É hora de acabar. O nonagenário pode ainda estar com a força toda, mas eu estou exausto e tenho um avião para apanhar. Uma inspiração final leva-me a perguntar sobre o corolário indispensável da liderança. “E o seguidismo?”, pergunto. “Também diminuiu? As pessoas estão menos dispostas a seguir alguém?”
“Sim”, concorda. “O paradoxo é que a necessidade de liderança é maior que nunca.”
Há aqueles que, sem dúvida, continuarão a demonizar Henry Kissinger e a ignorar ou descurar o que diz. Contudo, aos 99 anos, pode bem dar-se ao luxo de ignorar os inimigos. No entanto, não perdeu o seu impulso de liderar. “A liderança”, escreve, “é necessária para ajudar as pessoas a ir de onde estão para onde nunca estiveram e, às vezes, onde nem se imaginam ir. Sem liderança, as instituições ficam à deriva e as nações procuram a irrelevância crescente e, em última análise, o desastre”.
Não há nenhuma obrigação em segui-la. Mas caminhar para o desastre sem qualquer liderança — ou, pior, com uma liderança falsa desprovida de autodisciplina — parece uma ideia pior.
Tradução Joana Henriques
Publicado originalmente em “The Sunday Times Magazine”
O SÉCULO TURBULENTO DE UM HOMEM
1923
Nasceu Heinz Alfred Kissinger em Fürth, na Alemanha, numa família de judeus ortodoxos. Quando era jovem, foi espancado por membros da Juventude Hitleriana.
1938
A família Kissinger foge da perseguição nazi e emigra, via Londres, para os EUA. Heinz muda o seu nome para Henry e naturaliza-se cidadão americano em 1943.
1943-46
Alista-se no exército dos EUA e participa da libertação do campo de concentração de Ahlem.

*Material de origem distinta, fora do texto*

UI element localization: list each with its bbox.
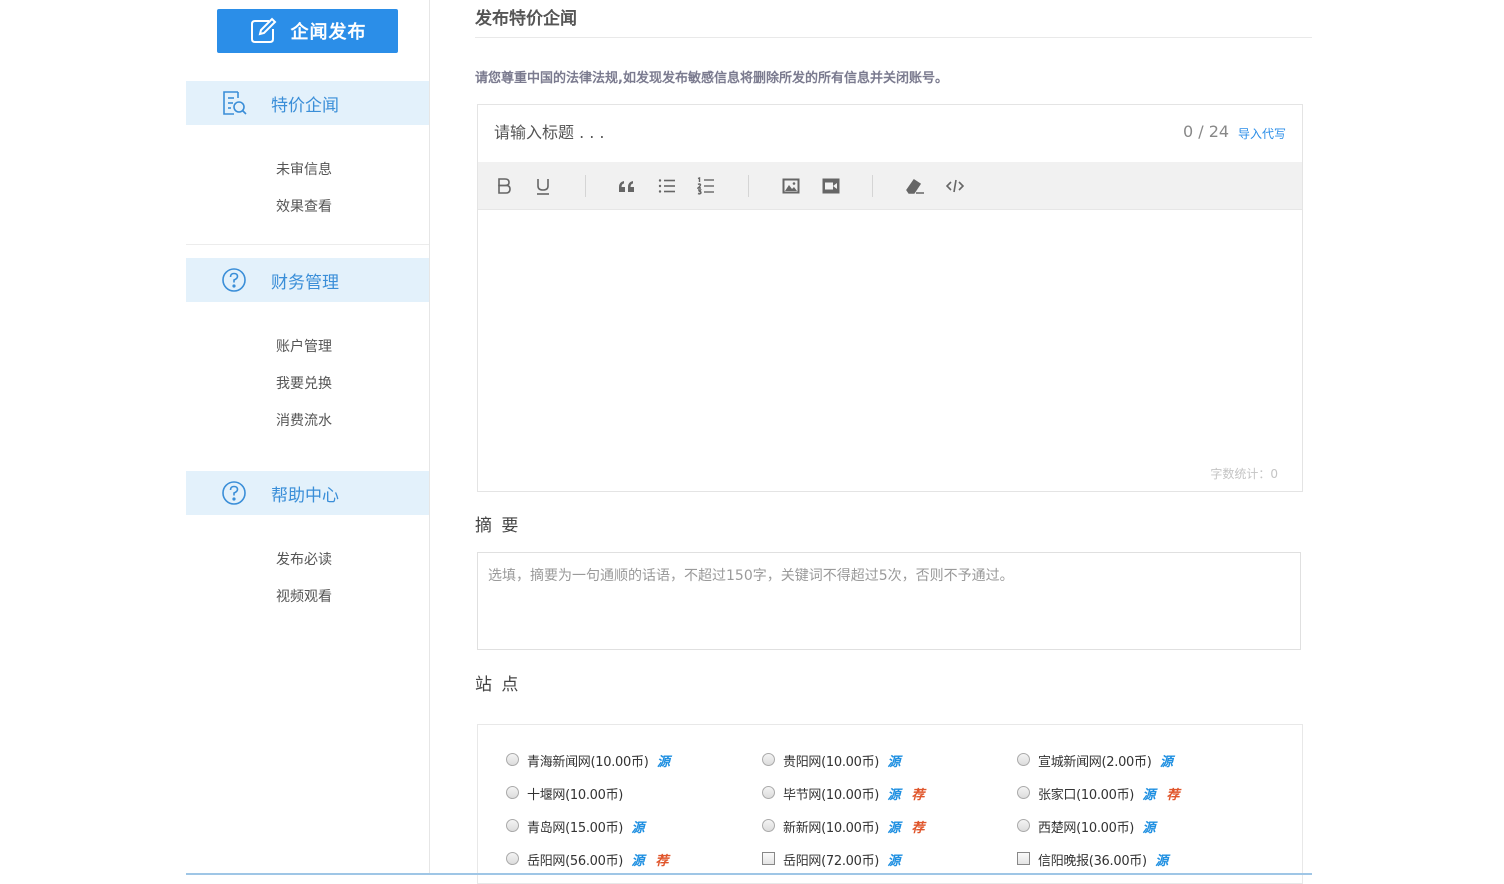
sidebar-item-must-read[interactable]: 发布必读 bbox=[276, 549, 332, 569]
source-badge: 源 bbox=[887, 853, 901, 869]
sidebar-item-pending-info[interactable]: 未审信息 bbox=[276, 159, 332, 179]
code-icon[interactable] bbox=[945, 176, 965, 196]
recommend-badge: 荐 bbox=[655, 853, 669, 869]
bold-icon[interactable] bbox=[494, 176, 514, 196]
underline-icon[interactable] bbox=[533, 176, 553, 196]
section-label: 帮助中心 bbox=[271, 485, 339, 506]
site-radio[interactable] bbox=[1017, 785, 1030, 799]
site-option[interactable]: 西楚网(10.00币) 源 bbox=[1017, 816, 1158, 836]
site-name: 张家口(10.00币) bbox=[1038, 787, 1135, 803]
publish-news-button[interactable]: 企闻发布 bbox=[217, 9, 398, 53]
sidebar-section-help[interactable]: 帮助中心 bbox=[186, 471, 429, 515]
site-radio[interactable] bbox=[1017, 818, 1030, 832]
sidebar-section-special-news[interactable]: 特价企闻 bbox=[186, 81, 429, 125]
question-circle-icon bbox=[219, 478, 249, 508]
site-option[interactable]: 信阳晚报(36.00币) 源 bbox=[1017, 849, 1171, 869]
sidebar-item-account[interactable]: 账户管理 bbox=[276, 336, 332, 356]
source-badge: 源 bbox=[887, 754, 901, 770]
toolbar-separator bbox=[585, 175, 586, 197]
recommend-badge: 荐 bbox=[911, 787, 925, 803]
toolbar-separator bbox=[748, 175, 749, 197]
site-radio[interactable] bbox=[506, 851, 519, 865]
site-radio[interactable] bbox=[762, 785, 775, 799]
site-option[interactable]: 张家口(10.00币) 源 荐 bbox=[1017, 783, 1182, 803]
site-name: 信阳晚报(36.00币) bbox=[1038, 853, 1147, 869]
sidebar-item-effect-view[interactable]: 效果查看 bbox=[276, 196, 332, 216]
video-icon[interactable] bbox=[821, 176, 841, 196]
site-name: 岳阳网(72.00币) bbox=[783, 853, 880, 869]
site-checkbox[interactable] bbox=[1017, 851, 1030, 865]
site-option[interactable]: 岳阳网(56.00币) 源 荐 bbox=[506, 849, 671, 869]
site-name: 青岛网(15.00币) bbox=[527, 820, 624, 836]
site-name: 贵阳网(10.00币) bbox=[783, 754, 880, 770]
bullet-list-icon[interactable] bbox=[657, 176, 677, 196]
sidebar: 企闻发布 特价企闻 未审信息 效果查看 财务管理 账户管理 我要兑换 消费流水 … bbox=[186, 0, 430, 875]
image-icon[interactable] bbox=[781, 176, 801, 196]
import-ghostwritten-link[interactable]: 导入代写 bbox=[1238, 125, 1286, 142]
title-divider bbox=[475, 37, 1312, 38]
source-badge: 源 bbox=[887, 820, 901, 836]
site-option[interactable]: 岳阳网(72.00币) 源 bbox=[762, 849, 903, 869]
main-content: 发布特价企闻 请您尊重中国的法律法规,如发现发布敏感信息将删除所发的所有信息并关… bbox=[475, 0, 1312, 884]
sites-label: 站 点 bbox=[475, 675, 521, 695]
site-option[interactable]: 贵阳网(10.00币) 源 bbox=[762, 750, 903, 770]
source-badge: 源 bbox=[631, 820, 645, 836]
sidebar-item-transactions[interactable]: 消费流水 bbox=[276, 410, 332, 430]
source-badge: 源 bbox=[1159, 754, 1173, 770]
site-radio[interactable] bbox=[762, 752, 775, 766]
source-badge: 源 bbox=[1142, 787, 1156, 803]
editor-toolbar bbox=[478, 162, 1302, 210]
site-option[interactable]: 毕节网(10.00币) 源 荐 bbox=[762, 783, 927, 803]
publish-button-label: 企闻发布 bbox=[290, 22, 367, 43]
sites-list: 青海新闻网(10.00币) 源 贵阳网(10.00币) 源 宣城新闻网(2.00… bbox=[477, 724, 1303, 884]
site-radio[interactable] bbox=[506, 785, 519, 799]
site-option[interactable]: 青海新闻网(10.00币) 源 bbox=[506, 750, 672, 770]
summary-label: 摘 要 bbox=[475, 516, 521, 536]
title-input[interactable] bbox=[494, 123, 1134, 142]
site-option[interactable]: 宣城新闻网(2.00币) 源 bbox=[1017, 750, 1176, 770]
sidebar-item-exchange[interactable]: 我要兑换 bbox=[276, 373, 332, 393]
recommend-badge: 荐 bbox=[1166, 787, 1180, 803]
numbered-list-icon[interactable] bbox=[696, 176, 716, 196]
site-radio[interactable] bbox=[506, 818, 519, 832]
sidebar-item-video[interactable]: 视频观看 bbox=[276, 586, 332, 606]
toolbar-separator bbox=[872, 175, 873, 197]
site-radio[interactable] bbox=[1017, 752, 1030, 766]
source-badge: 源 bbox=[631, 853, 645, 869]
site-option[interactable]: 十堰网(10.00币) bbox=[506, 783, 623, 803]
site-name: 宣城新闻网(2.00币) bbox=[1038, 754, 1152, 770]
source-badge: 源 bbox=[887, 787, 901, 803]
page-title: 发布特价企闻 bbox=[475, 9, 577, 29]
legal-notice: 请您尊重中国的法律法规,如发现发布敏感信息将删除所发的所有信息并关闭账号。 bbox=[475, 71, 948, 86]
site-option[interactable]: 青岛网(15.00币) 源 bbox=[506, 816, 647, 836]
quote-icon[interactable] bbox=[617, 176, 637, 196]
sidebar-divider bbox=[186, 244, 429, 245]
site-name: 岳阳网(56.00币) bbox=[527, 853, 624, 869]
recommend-badge: 荐 bbox=[911, 820, 925, 836]
site-name: 十堰网(10.00币) bbox=[527, 787, 624, 803]
source-badge: 源 bbox=[656, 754, 670, 770]
site-name: 新新网(10.00币) bbox=[783, 820, 880, 836]
sidebar-section-finance[interactable]: 财务管理 bbox=[186, 258, 429, 302]
title-char-count: 0 / 24 bbox=[1183, 122, 1230, 141]
summary-input[interactable] bbox=[477, 552, 1301, 650]
source-badge: 源 bbox=[1155, 853, 1169, 869]
site-name: 毕节网(10.00币) bbox=[783, 787, 880, 803]
site-option[interactable]: 新新网(10.00币) 源 荐 bbox=[762, 816, 927, 836]
search-document-icon bbox=[219, 88, 249, 118]
section-label: 财务管理 bbox=[271, 272, 339, 293]
edit-icon bbox=[249, 17, 277, 45]
site-checkbox[interactable] bbox=[762, 851, 775, 865]
question-circle-icon bbox=[219, 265, 249, 295]
source-badge: 源 bbox=[1142, 820, 1156, 836]
section-label: 特价企闻 bbox=[271, 95, 339, 116]
site-name: 西楚网(10.00币) bbox=[1038, 820, 1135, 836]
rich-text-editor: 0 / 24 导入代写 bbox=[477, 104, 1303, 492]
word-count: 字数统计：0 bbox=[1210, 467, 1278, 481]
site-name: 青海新闻网(10.00币) bbox=[527, 754, 649, 770]
eraser-icon[interactable] bbox=[905, 176, 925, 196]
site-radio[interactable] bbox=[762, 818, 775, 832]
site-radio[interactable] bbox=[506, 752, 519, 766]
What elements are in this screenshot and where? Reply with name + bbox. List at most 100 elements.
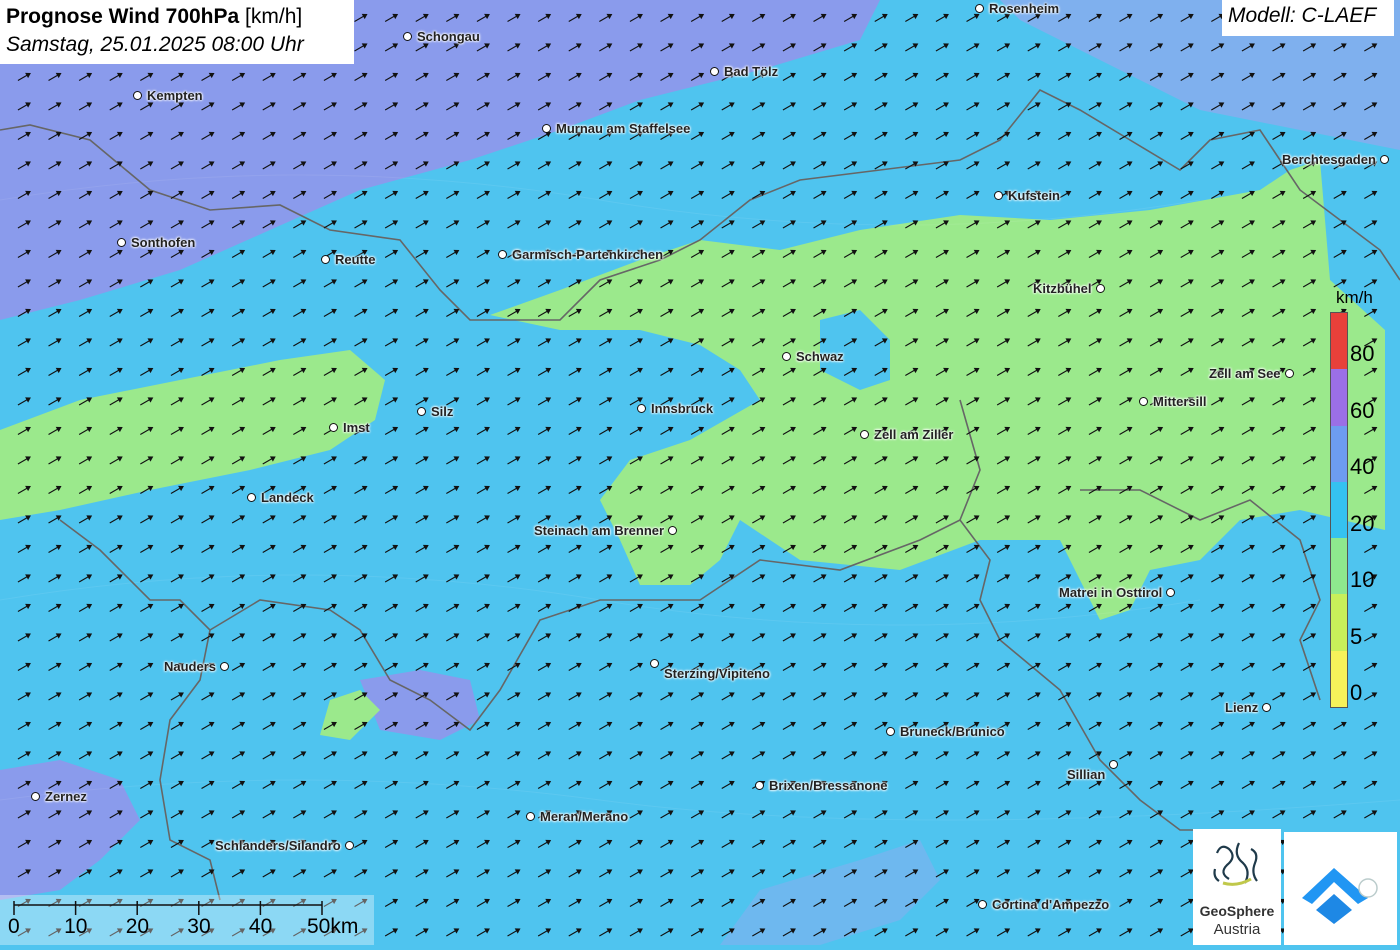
wind-zone-purple-south [720, 840, 940, 945]
city-marker [710, 67, 719, 76]
city-marker [1380, 155, 1389, 164]
brand-name: GeoSphere [1199, 903, 1275, 919]
city-marker [1166, 588, 1175, 597]
city-marker [542, 124, 551, 133]
city-label[interactable]: Schwaz [796, 349, 844, 364]
city-marker [860, 430, 869, 439]
city-marker [1109, 760, 1118, 769]
city-marker [329, 423, 338, 432]
city-marker [637, 404, 646, 413]
city-marker [1096, 284, 1105, 293]
city-label[interactable]: Zell am See [1209, 366, 1281, 381]
city-label[interactable]: Sterzing/Vipiteno [664, 666, 770, 681]
city-label[interactable]: Matrei in Osttirol [1059, 585, 1162, 600]
city-marker [1285, 369, 1294, 378]
legend-color-bar [1330, 312, 1348, 708]
wind-field [0, 0, 1400, 945]
legend-swatch [1331, 594, 1347, 651]
city-label[interactable]: Innsbruck [651, 401, 713, 416]
city-marker [994, 191, 1003, 200]
geosphere-logo[interactable]: GeoSphere Austria [1193, 829, 1281, 945]
wind-map[interactable] [0, 0, 1400, 945]
legend-unit: km/h [1336, 288, 1373, 307]
legend-swatch [1331, 650, 1347, 707]
map-title: Prognose Wind 700hPa [6, 5, 240, 28]
city-label[interactable]: Meran/Merano [540, 809, 628, 824]
city-label[interactable]: Kufstein [1008, 188, 1060, 203]
city-marker [978, 900, 987, 909]
city-marker [31, 792, 40, 801]
city-label[interactable]: Nauders [164, 659, 216, 674]
city-marker [345, 841, 354, 850]
city-marker [1139, 397, 1148, 406]
city-label[interactable]: Garmisch-Partenkirchen [512, 247, 663, 262]
map-unit: [km/h] [245, 5, 303, 28]
app-logo[interactable] [1284, 832, 1397, 945]
city-label[interactable]: Landeck [261, 490, 314, 505]
city-label[interactable]: Kitzbühel [1033, 281, 1092, 296]
city-label[interactable]: Mittersill [1153, 394, 1206, 409]
city-marker [417, 407, 426, 416]
city-label[interactable]: Imst [343, 420, 370, 435]
legend-label: 80 [1350, 341, 1375, 366]
city-marker [247, 493, 256, 502]
legend-swatch [1331, 425, 1347, 482]
city-label[interactable]: Steinach am Brenner [534, 523, 664, 538]
city-marker [133, 91, 142, 100]
scale-label: 20 [125, 915, 150, 938]
scale-label: 40 [248, 915, 273, 938]
legend-label: 40 [1350, 454, 1375, 479]
city-label[interactable]: Bad Tölz [724, 64, 778, 79]
city-marker [220, 662, 229, 671]
city-marker [782, 352, 791, 361]
city-marker [1262, 703, 1271, 712]
scale-label: 30 [187, 915, 211, 938]
city-label[interactable]: Cortina d'Ampezzo [992, 897, 1109, 912]
wind-zone-green-west [0, 350, 385, 520]
legend-label: 0 [1350, 680, 1363, 705]
city-label[interactable]: Zell am Ziller [874, 427, 953, 442]
forecast-datetime: Samstag, 25.01.2025 08:00 Uhr [6, 33, 304, 56]
city-label[interactable]: Sonthofen [131, 235, 195, 250]
city-label[interactable]: Brixen/Bressanone [769, 778, 888, 793]
city-marker [755, 781, 764, 790]
city-marker [668, 526, 677, 535]
legend-label: 10 [1350, 567, 1375, 592]
city-marker [526, 812, 535, 821]
geosphere-logo-icon [1213, 842, 1258, 886]
city-label[interactable]: Zernez [45, 789, 87, 804]
city-marker [403, 32, 412, 41]
city-label[interactable]: Bruneck/Brunico [900, 724, 1005, 739]
brand-sub: Austria [1213, 921, 1261, 938]
city-label[interactable]: Murnau am Staffelsee [556, 121, 690, 136]
scale-bar: 0 10 20 30 40 50km [0, 895, 374, 945]
scale-label: 50km [307, 915, 359, 938]
city-marker [321, 255, 330, 264]
city-marker [886, 727, 895, 736]
legend-swatch [1331, 313, 1347, 370]
legend-label: 5 [1350, 623, 1363, 649]
color-legend: km/h 80 60 40 20 10 5 0 [1328, 284, 1386, 714]
city-marker [650, 659, 659, 668]
city-label[interactable]: Berchtesgaden [1282, 152, 1376, 167]
city-label[interactable]: Kempten [147, 88, 203, 103]
city-label[interactable]: Schlanders/Silandro [215, 838, 341, 853]
city-label[interactable]: Sillian [1067, 767, 1105, 782]
scale-label: 0 [8, 915, 20, 938]
city-marker [498, 250, 507, 259]
legend-swatch [1331, 369, 1347, 426]
app-cloud-logo-icon [1302, 868, 1378, 924]
city-label[interactable]: Reutte [335, 252, 375, 267]
title-box: Prognose Wind 700hPa [km/h] Samstag, 25.… [0, 0, 354, 64]
city-label[interactable]: Lienz [1225, 700, 1258, 715]
legend-label: 20 [1350, 510, 1375, 536]
legend-swatch [1331, 481, 1347, 539]
city-label[interactable]: Schongau [417, 29, 480, 44]
scale-label: 10 [64, 915, 88, 938]
wind-zone-purple-nauders [360, 670, 480, 740]
city-marker [117, 238, 126, 247]
city-label[interactable]: Silz [431, 404, 453, 419]
model-label: Modell: C-LAEF [1222, 0, 1394, 36]
legend-swatch [1331, 538, 1347, 595]
city-label[interactable]: Rosenheim [989, 1, 1059, 16]
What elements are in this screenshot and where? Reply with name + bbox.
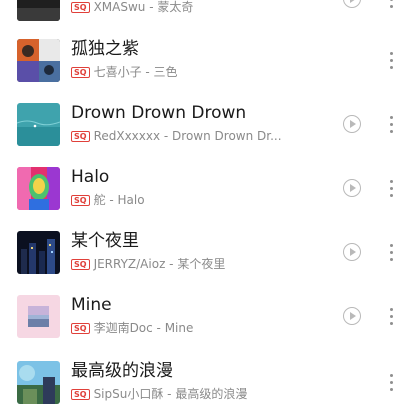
song-title: Halo <box>71 167 110 187</box>
album-cover <box>17 231 60 274</box>
more-vertical-icon[interactable] <box>383 0 399 12</box>
song-subtitle: SQ 舵 - Halo <box>71 193 145 208</box>
album-cover <box>17 0 60 21</box>
song-row[interactable]: SQ XMASwu - 蒙太奇 <box>0 0 420 42</box>
more-vertical-icon[interactable] <box>383 113 399 137</box>
more-vertical-icon[interactable] <box>383 305 399 329</box>
song-subtitle: SQ 七喜小子 - 三色 <box>71 65 178 80</box>
song-row[interactable]: Halo SQ 舵 - Halo <box>0 167 420 231</box>
song-row[interactable]: 孤独之紫 SQ 七喜小子 - 三色 <box>0 39 420 103</box>
song-title: 最高级的浪漫 <box>71 361 173 381</box>
more-vertical-icon[interactable] <box>383 49 399 73</box>
sq-quality-badge: SQ <box>71 323 90 334</box>
song-subtitle: SQ SipSu小口酥 - 最高级的浪漫 <box>71 387 247 402</box>
play-circle-icon[interactable] <box>343 0 361 8</box>
album-cover <box>17 361 60 404</box>
sq-quality-badge: SQ <box>71 389 90 400</box>
play-circle-icon[interactable] <box>343 307 361 325</box>
song-title: 孤独之紫 <box>71 39 139 59</box>
artist-album-text: 李迦南Doc - Mine <box>93 321 194 335</box>
sq-quality-badge: SQ <box>71 2 90 13</box>
song-row[interactable]: 某个夜里 SQ JERRYZ/Aioz - 某个夜里 <box>0 231 420 295</box>
artist-album-text: RedXxxxxx - Drown Drown Dr... <box>93 129 282 143</box>
song-list: SQ XMASwu - 蒙太奇 孤独之紫 SQ 七喜小子 - 三色 Drown … <box>0 0 420 420</box>
artist-album-text: 七喜小子 - 三色 <box>93 65 178 79</box>
artist-album-text: SipSu小口酥 - 最高级的浪漫 <box>93 387 248 401</box>
sq-quality-badge: SQ <box>71 195 90 206</box>
song-row[interactable]: 最高级的浪漫 SQ SipSu小口酥 - 最高级的浪漫 <box>0 361 420 420</box>
song-title: 某个夜里 <box>71 231 139 251</box>
sq-quality-badge: SQ <box>71 131 90 142</box>
song-subtitle: SQ 李迦南Doc - Mine <box>71 321 193 336</box>
play-circle-icon[interactable] <box>343 243 361 261</box>
song-title: Mine <box>71 295 112 315</box>
song-row[interactable]: Drown Drown Drown SQ RedXxxxxx - Drown D… <box>0 103 420 167</box>
sq-quality-badge: SQ <box>71 67 90 78</box>
album-cover <box>17 103 60 146</box>
song-row[interactable]: Mine SQ 李迦南Doc - Mine <box>0 295 420 359</box>
play-circle-icon[interactable] <box>343 115 361 133</box>
play-circle-icon[interactable] <box>343 179 361 197</box>
more-vertical-icon[interactable] <box>383 241 399 265</box>
more-vertical-icon[interactable] <box>383 371 399 395</box>
song-subtitle: SQ JERRYZ/Aioz - 某个夜里 <box>71 257 225 272</box>
artist-album-text: 舵 - Halo <box>93 193 145 207</box>
artist-album-text: JERRYZ/Aioz - 某个夜里 <box>93 257 226 271</box>
more-vertical-icon[interactable] <box>383 177 399 201</box>
song-title: Drown Drown Drown <box>71 103 247 123</box>
album-cover <box>17 39 60 82</box>
album-cover <box>17 295 60 338</box>
sq-quality-badge: SQ <box>71 259 90 270</box>
album-cover <box>17 167 60 210</box>
song-subtitle: SQ XMASwu - 蒙太奇 <box>71 0 193 15</box>
song-subtitle: SQ RedXxxxxx - Drown Drown Dr... <box>71 129 282 144</box>
artist-album-text: XMASwu - 蒙太奇 <box>93 0 194 14</box>
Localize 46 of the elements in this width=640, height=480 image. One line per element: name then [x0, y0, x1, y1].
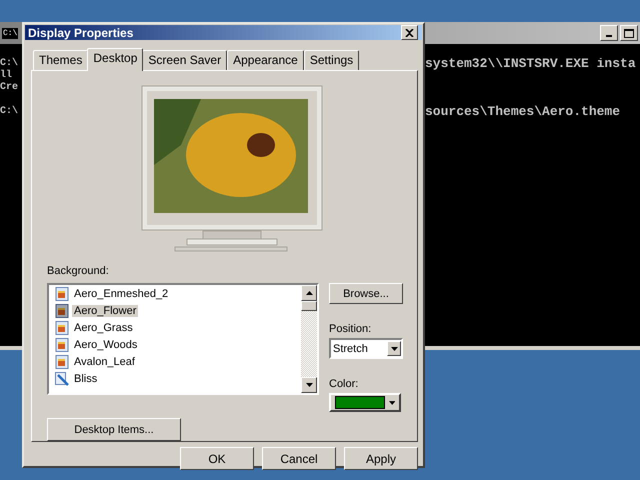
position-label: Position:: [329, 323, 372, 335]
list-item[interactable]: Aero_Woods: [72, 339, 140, 351]
picture-icon: [55, 372, 69, 386]
console-text: ll: [0, 70, 12, 81]
list-item[interactable]: Avalon_Leaf: [72, 356, 137, 368]
list-item[interactable]: Aero_Grass: [72, 322, 135, 334]
background-list[interactable]: Aero_Enmeshed_2 Aero_Flower Aero_Grass Aero_Woods Avalon_Leaf Bliss: [47, 283, 319, 395]
console-text: Cre: [0, 82, 18, 93]
dropdown-arrow-icon: [388, 400, 395, 404]
background-label: Background:: [47, 265, 110, 277]
tab[interactable]: Desktop: [87, 48, 144, 71]
tab[interactable]: Appearance: [227, 50, 304, 70]
console-text: C:\: [0, 58, 18, 69]
console-text: C:\: [0, 106, 18, 117]
page-icon: [55, 321, 69, 335]
minimize-button[interactable]: [600, 25, 618, 41]
position-dropdown[interactable]: Stretch: [329, 338, 403, 359]
color-picker-button[interactable]: [329, 393, 401, 412]
scrollbar[interactable]: [301, 285, 317, 393]
scroll-up-button[interactable]: [301, 285, 317, 301]
scroll-down-button[interactable]: [301, 377, 317, 393]
tab[interactable]: Settings: [304, 50, 360, 70]
tab[interactable]: Screen Saver: [142, 50, 228, 70]
dialog-button[interactable]: Apply: [344, 447, 418, 470]
browse-button[interactable]: Browse...: [329, 283, 403, 304]
close-icon: [405, 28, 414, 36]
dropdown-arrow-icon: [390, 346, 398, 350]
down-arrow-icon: [306, 383, 312, 387]
window-title: Display Properties: [28, 26, 134, 40]
close-button[interactable]: [401, 25, 418, 40]
page-icon: [55, 338, 69, 352]
up-arrow-icon: [306, 291, 312, 295]
list-item[interactable]: Aero_Flower: [72, 305, 138, 317]
console-text: sources\Themes\Aero.theme: [425, 104, 620, 119]
dialog-button[interactable]: OK: [180, 447, 254, 470]
color-label: Color:: [329, 378, 360, 390]
page-icon: [55, 304, 69, 318]
list-item[interactable]: Aero_Enmeshed_2: [72, 288, 170, 300]
console-icon: C:\: [2, 28, 18, 38]
scroll-thumb[interactable]: [301, 301, 317, 311]
desktop-items-button[interactable]: Desktop Items...: [47, 418, 181, 441]
page-icon: [55, 287, 69, 301]
maximize-button[interactable]: [620, 25, 638, 41]
list-item[interactable]: Bliss: [72, 373, 100, 385]
dialog-button[interactable]: Cancel: [262, 447, 336, 470]
page-icon: [55, 355, 69, 369]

Recebe a Estrela de Bronze em 1945 pelo seu papel no desmantelamento de uma célula adormecida da Gestapo.
1949
Casa com Anne Fleischer. Tem dois filhos. Divorcia-se em 1964.
1950
Bacharelato em Harvard, summa cum laude. Doutoramento em Harvard em 1954.
1954-69
Membro do corpo docente de Harvard. Consultor de várias agências americanas durante as administrações dos Presidentes Eisenhower, Kennedy e Johnson.
1969-73
Conselheiro de segurança nacional do Presidente Richard Nixon. Os críticos mais tarde acusaram Kissinger de “crimes de guerra” em relação ao bombardeamento americano do Camboja numa extensão da Guerra do Vietname, e de apoiar uma brutal repressão militar no Bangladexe, que matou centenas de milhares de pessoas.
1973
Vence o Prémio Nobel da paz juntamente com o político vietnamita Le Duc Tho pelos seus esforços para acabar com a Guerra do Vietname. Le Duc Tho recusa o prémio e Kissinger não participa na cerimónia.
1974
Casa-se com Nancy Maginnes, assessora do governador de Nova Iorque, Nelson Rockefeller.
1973-77
Secretário de Estado dos EUA, no governo de Nixon, até ao Watergate, em 1974, depois no governo de Gerald Ford. Os críticos de Kissinger destacaram mais tarde como apoiou ditaduras militares implacáveis na Argentina, no Chile e noutros lugares.
1984-90
Membro do Conselho Consultivo de Inteligência Externa de Ronald Reagan.
2001-20
Membro do Conselho de Política de Defesa, um comité consultivo do Departamento de Defesa dos EUA.